Dialogue in Gandhi's Hind swaraj or Indian home rule or the reader as truth-seeker

Clara A B Joseph

pp. 119-145

This essay1 examines Gandhi's Hind Swaraj, particularly its dialogic form, in order to highlight several theoretical implications for a study of the literary reader. The Gandhian reader is, above everything else, committed and honest: one who might sleep but one who never pretends to sleep.
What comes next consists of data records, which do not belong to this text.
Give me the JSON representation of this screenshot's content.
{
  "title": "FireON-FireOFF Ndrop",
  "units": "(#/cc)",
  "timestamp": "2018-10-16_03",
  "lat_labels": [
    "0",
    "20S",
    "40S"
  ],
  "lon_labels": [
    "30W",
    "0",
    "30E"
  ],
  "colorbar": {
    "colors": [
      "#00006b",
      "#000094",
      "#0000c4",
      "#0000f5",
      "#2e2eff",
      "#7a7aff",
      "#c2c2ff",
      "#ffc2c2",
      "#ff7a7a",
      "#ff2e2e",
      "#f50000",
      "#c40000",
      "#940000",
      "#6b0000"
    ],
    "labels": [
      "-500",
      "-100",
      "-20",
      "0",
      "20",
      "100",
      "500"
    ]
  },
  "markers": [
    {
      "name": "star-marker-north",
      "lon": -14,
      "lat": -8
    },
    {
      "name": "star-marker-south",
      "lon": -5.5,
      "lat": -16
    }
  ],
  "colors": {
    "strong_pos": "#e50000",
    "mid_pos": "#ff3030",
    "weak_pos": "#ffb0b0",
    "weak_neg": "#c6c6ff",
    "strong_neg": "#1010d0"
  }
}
Such a reader is ever-ready for dialogue (for monologue is intrinsically violent), yet not necessarily to agree but to understand even at the point of difference. This unusual understanding can to some extent be explained with the help of Habermas' theory of communication that is summed up in his four "universal validity claims": uttering something intelligibly, giving (the hearer) something to understand, making herself thereby understandable, and coming to an understanding with another person (Habermas 1998, 22). In Gandhi, however, a theory of the reader while it covers Habermas' grounding in the rational goes further to encompass the relevance of the transcendental, what Gandhi calls Truth. The reader, then, is defined as a Truth-seeker. In following up on this theme, this essay establishes the reliance of Hind Swaraj on a discretionary Gandhian reading of the Bhagavad Gita and argues for the centrality of the reader as a Truth-oriented human person rather than primarily a reading process.

Publication details

DOI: 10.1057/9781403982995_9

Full citation:

Joseph, C. A. (2006)., Dialogue in Gandhi's Hind swaraj or Indian home rule or the reader as truth-seeker, in W. Ortiz Gaye & C. A. B. Joseph (eds.), Theology and literature, Basingstoke, Palgrave Macmillan, pp. 119-145.